I soon realized, as I walked behind him in silence, that absolutely anything I could think of to say in that moment stemmed from a kind of white-centric bias that looked at a tall Black man in this particular medical environment and exoticized  him, if you will. All my Nice White Lady small talk added up to:

“Ooh. You look different. Why are you here?”

I winced. I was just walking along, minding my own business - - or so I thought - - and my brain had fallen back into microaggression mode all by itself.

It’s always there. I’m always bumping into it. I was raised in a world where whiteness was the norm, and, though I may actively be trying to break that old way of thinking and move beyond it, there always seems to be one more little corner of implicit bias I haven’t faced yet. While I didn’t say anything idiotic that day, I’m still mortified by that internal dialogue. It sounded more like my mother  than like the person I think that I am.
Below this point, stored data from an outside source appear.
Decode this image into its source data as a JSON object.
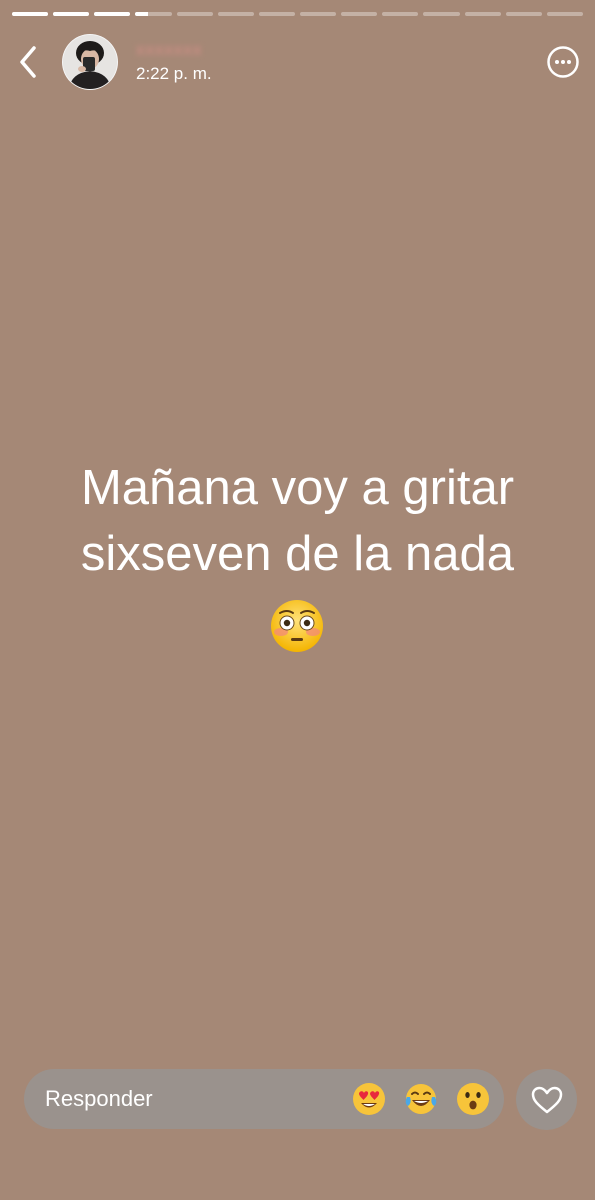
{
  "story": {
    "segments": [
      {
        "progress": 1
      },
      {
        "progress": 1
      },
      {
        "progress": 1
      },
      {
        "progress": 0.35
      },
      {
        "progress": 0
      },
      {
        "progress": 0
      },
      {
        "progress": 0
      },
      {
        "progress": 0
      },
      {
        "progress": 0
      },
      {
        "progress": 0
      },
      {
        "progress": 0
      },
      {
        "progress": 0
      },
      {
        "progress": 0
      },
      {
        "progress": 0
      }
    ],
    "background_color": "#a58876"
  },
  "header": {
    "username": "xxxxxxx",
    "timestamp": "2:22 p. m."
  },
  "content": {
    "line1": "Mañana voy a gritar",
    "line2": "sixseven de la nada",
    "emoji_icon": "flushed-face-icon"
  },
  "footer": {
    "reply_placeholder": "Responder",
    "reactions": [
      "heart-eyes-face-icon",
      "tears-of-joy-face-icon",
      "surprised-face-icon"
    ],
    "like_icon": "heart-outline-icon"
  }
}
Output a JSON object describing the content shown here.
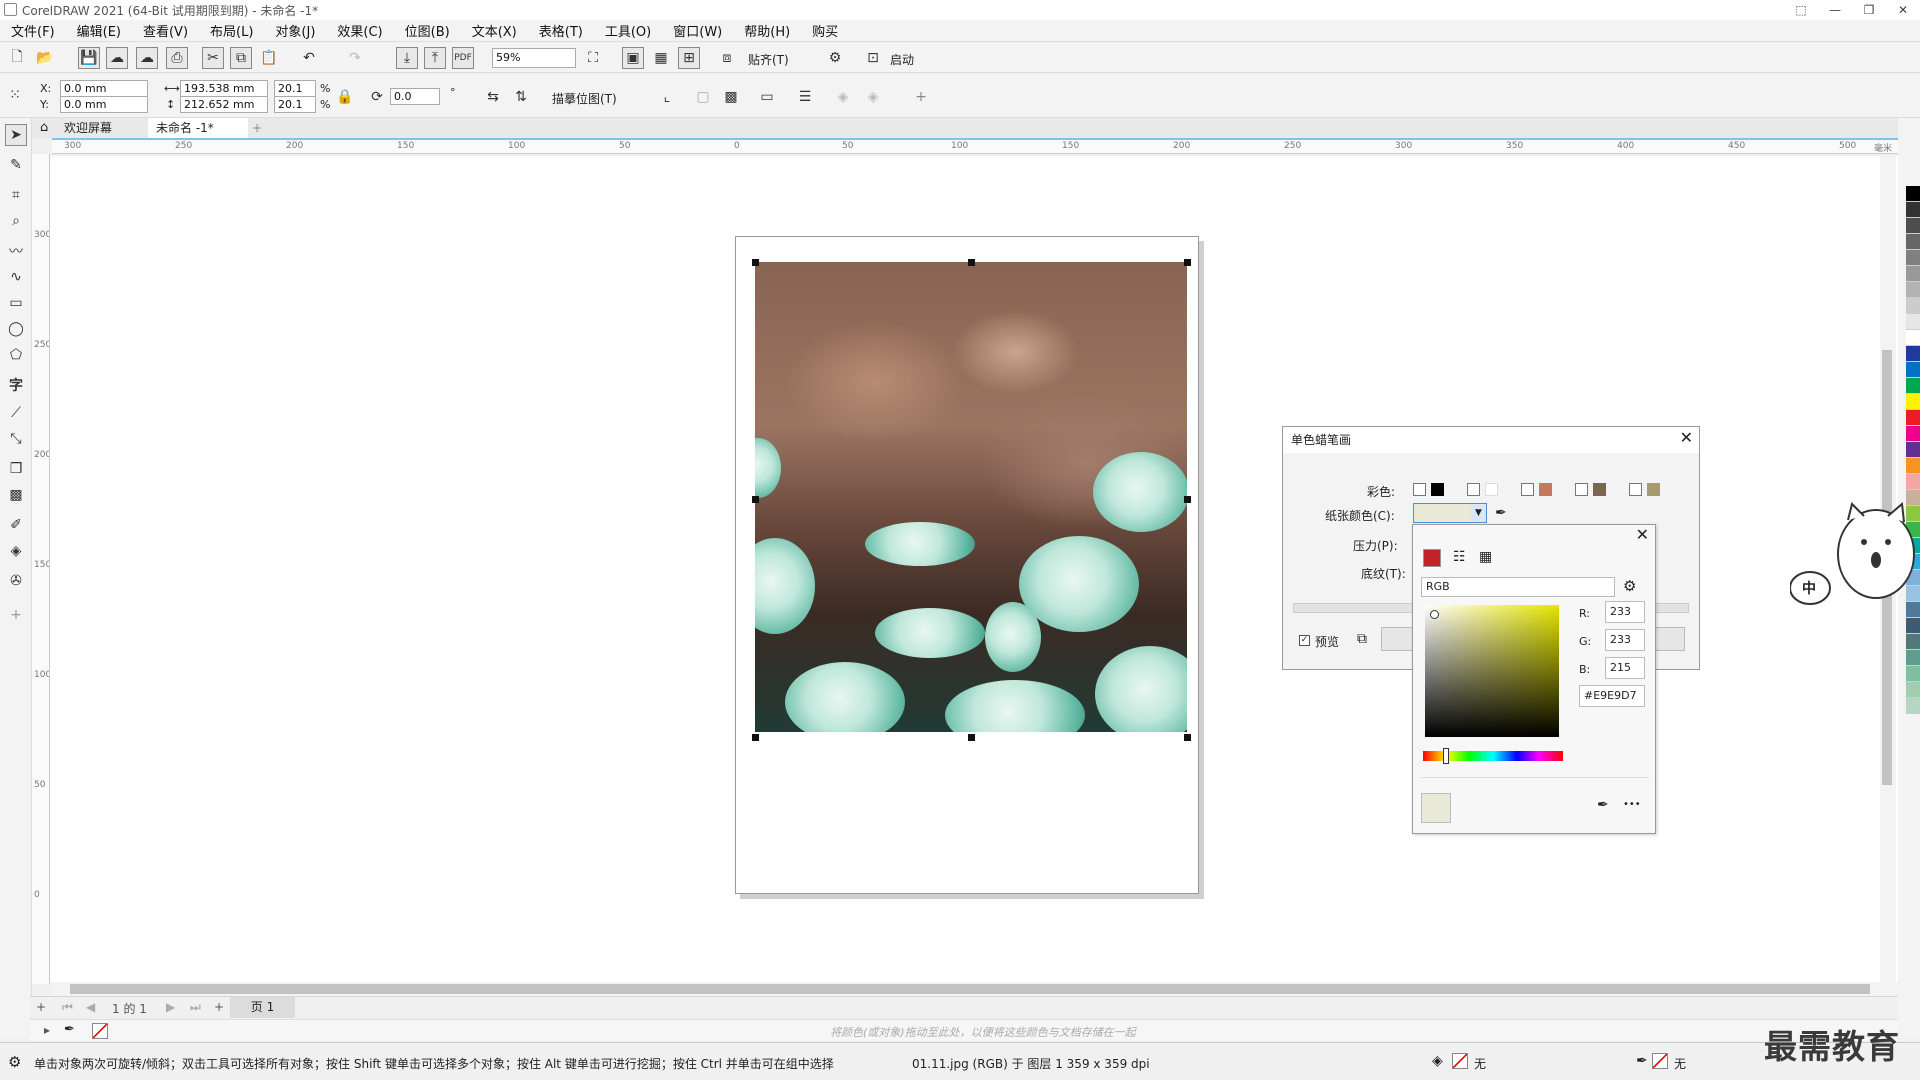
{
  "window": {
    "title": "CorelDRAW 2021 (64-Bit 试用期限到期) - 未命名 -1*",
    "minimize": "—",
    "restore": "❐",
    "close": "✕"
  },
  "menu": [
    "文件(F)",
    "编辑(E)",
    "查看(V)",
    "布局(L)",
    "对象(J)",
    "效果(C)",
    "位图(B)",
    "文本(X)",
    "表格(T)",
    "工具(O)",
    "窗口(W)",
    "帮助(H)",
    "购买"
  ],
  "standard_toolbar": {
    "zoom": "59%",
    "snap_label": "贴齐(T)",
    "launch_label": "启动"
  },
  "property_bar": {
    "x_label": "X:",
    "y_label": "Y:",
    "x": "0.0 mm",
    "y": "0.0 mm",
    "width": "193.538 mm",
    "height": "212.652 mm",
    "scale_w": "20.1",
    "scale_h": "20.1",
    "pct": "%",
    "rotation": "0.0",
    "degree": "°",
    "trace_label": "描摹位图(T)"
  },
  "tabs": {
    "home_icon": "home-icon",
    "welcome": "欢迎屏幕",
    "document": "未命名 -1*",
    "add": "+"
  },
  "hruler_ticks": [
    "300",
    "250",
    "200",
    "150",
    "100",
    "50",
    "0",
    "50",
    "100",
    "150",
    "200",
    "250",
    "300",
    "350",
    "400",
    "450",
    "500"
  ],
  "vruler_ticks": [
    "300",
    "250",
    "200",
    "150",
    "100",
    "50",
    "0"
  ],
  "ruler_unit": "毫米",
  "dialog": {
    "title": "单色蜡笔画",
    "color_label": "彩色:",
    "paper_color_label": "纸张颜色(C):",
    "pressure_label": "压力(P):",
    "texture_label": "底纹(T):",
    "preview_label": "预览",
    "swatch_colors": [
      "#000000",
      "#ffffff",
      "#c8785a",
      "#7a6650",
      "#a89a6e"
    ],
    "paper_color": "#E9E9D7"
  },
  "color_picker": {
    "model": "RGB",
    "r_label": "R:",
    "g_label": "G:",
    "b_label": "B:",
    "r": "233",
    "g": "233",
    "b": "215",
    "hex": "#E9E9D7",
    "more": "•••"
  },
  "page_nav": {
    "page_of": "1 的 1",
    "page_tab": "页 1"
  },
  "color_bar_hint": "将颜色(或对象)拖动至此处，以便将这些颜色与文档存储在一起",
  "status": {
    "hint": "单击对象两次可旋转/倾斜；双击工具可选择所有对象；按住 Shift 键单击可选择多个对象；按住 Alt 键单击可进行挖掘；按住 Ctrl 并单击可在组中选择",
    "object_info": "01.11.jpg (RGB) 于 图层 1 359 x 359 dpi",
    "fill_none": "无",
    "outline_none": "无"
  },
  "watermark": "最需教育",
  "mascot_text": "中",
  "palette_colors": [
    "#000000",
    "#333333",
    "#4d4d4d",
    "#666666",
    "#808080",
    "#999999",
    "#b3b3b3",
    "#cccccc",
    "#e6e6e6",
    "#ffffff",
    "#1f3b99",
    "#0072c6",
    "#00a650",
    "#fff200",
    "#ed1c24",
    "#ec008c",
    "#662d91",
    "#f7941d",
    "#f4a6a6",
    "#c7b299",
    "#8dc63f",
    "#39b54a",
    "#00a99d",
    "#29abe2",
    "#7fb2d6",
    "#99c2e0",
    "#4d7a99",
    "#3d5c73",
    "#507a7a",
    "#5f9e8e",
    "#7fbf9f",
    "#9fcfb0",
    "#b5d6c3"
  ]
}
If you are on this journey you already know what this feels like. If you are only just beginning you may only vaguely understand why thoughts or words like this are inherently racist. But if you are on the receiving end of such language, you know.

I came across The White Fragility Self-Test by Ally Henny on Twitter this weekend. I highly recommend it. I mention it here because:

White Fragility, as defined by DiAngelo, is the result of white racial socialization. 

“White racial socialization.” That’s where that cringe-worthy Nice White Lady internal dialogue comes from. Learned at my mother’s knee, and from from every interaction in a white-centric culture from schools to shops to television shows. Now that I see that, I can’t unsee it.

But that doesn’t mean I am very good at overcoming it.